Thought I’d follow up on Saturday’s post by sharing a quote I appreciated in the book I will name this week:
You must not fear to have affective goals for the sermon as well as cognitive goals. There is nothing wrong with trying to move the listener. It is not manipulative to seek to engage their entire being with the truth. Manipulation is when the preacher overwhelms the emotions (or the mind for that matter), and creates a disorientation that actually takes the power of will away from the listener. (p.106)
I like that definition in some ways. I like the recognition that manipulation occurs when disorientation is prompted by overwhelming. I like the recognition that such overwhelming can be of the emotions and also of the mind. When this occurs, something is taken away from the listener – somehow their decision making is controlled by an outside force, rather than by the appropriately shaped motives of their own heart.

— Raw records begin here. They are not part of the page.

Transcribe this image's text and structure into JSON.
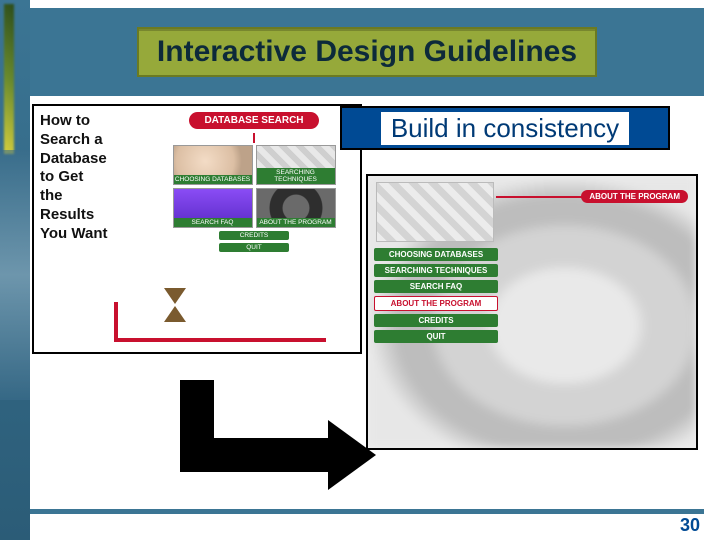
{
  "title": "Interactive Design Guidelines",
  "subtitle": "Build in consistency",
  "page_number": "30",
  "shot1": {
    "howto_lines": [
      "How to",
      "Search a",
      "Database",
      "to Get",
      "the",
      "Results",
      "You Want"
    ],
    "top_pill": "DATABASE SEARCH",
    "thumbs": [
      "CHOOSING DATABASES",
      "SEARCHING TECHNIQUES",
      "SEARCH FAQ",
      "ABOUT THE PROGRAM"
    ],
    "small_pills": [
      "CREDITS",
      "QUIT"
    ]
  },
  "shot2": {
    "top_right_pill": "ABOUT THE PROGRAM",
    "nav": [
      "CHOOSING DATABASES",
      "SEARCHING TECHNIQUES",
      "SEARCH FAQ",
      "ABOUT THE PROGRAM",
      "CREDITS",
      "QUIT"
    ]
  }
}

Is the will ever truly free? Perhaps not, but the heart must be free to supply the values that the mind and will rely on to make decisions. Supplanting the heart with emotional hype, or with overwhelming intellectual astonishment, or even excessive pressure on the will itself (guilt-trip preaching) . . . are all a problem, all can be manipulation.

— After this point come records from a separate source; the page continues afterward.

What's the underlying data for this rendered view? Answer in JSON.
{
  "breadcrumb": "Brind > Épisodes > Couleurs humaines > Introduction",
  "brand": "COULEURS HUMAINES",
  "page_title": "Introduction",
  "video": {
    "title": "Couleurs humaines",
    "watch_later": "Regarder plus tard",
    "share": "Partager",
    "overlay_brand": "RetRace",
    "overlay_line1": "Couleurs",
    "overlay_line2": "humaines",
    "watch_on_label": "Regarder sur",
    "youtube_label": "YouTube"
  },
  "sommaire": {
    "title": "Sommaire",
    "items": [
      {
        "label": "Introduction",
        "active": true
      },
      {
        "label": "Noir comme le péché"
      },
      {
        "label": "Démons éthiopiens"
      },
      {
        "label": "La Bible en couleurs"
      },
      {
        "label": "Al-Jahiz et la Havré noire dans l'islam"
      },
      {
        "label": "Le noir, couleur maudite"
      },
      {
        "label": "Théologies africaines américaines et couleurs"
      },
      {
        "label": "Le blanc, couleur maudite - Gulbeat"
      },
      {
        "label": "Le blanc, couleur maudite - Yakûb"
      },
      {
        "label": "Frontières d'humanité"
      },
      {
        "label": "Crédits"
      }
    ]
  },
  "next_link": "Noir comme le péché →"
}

As a preacher convinced that my role is to speak to the heart, and not just the head, I must regularly wrestle with the issue of manipulation. I must ponder the interaction of the soul’s faculties. I must spurn any rhetorical technique designed to manipulate the listener. I must consider what is biblically, ethically, theologically appropriate as one who has the privilege of speaking the Word of God into the lives of others.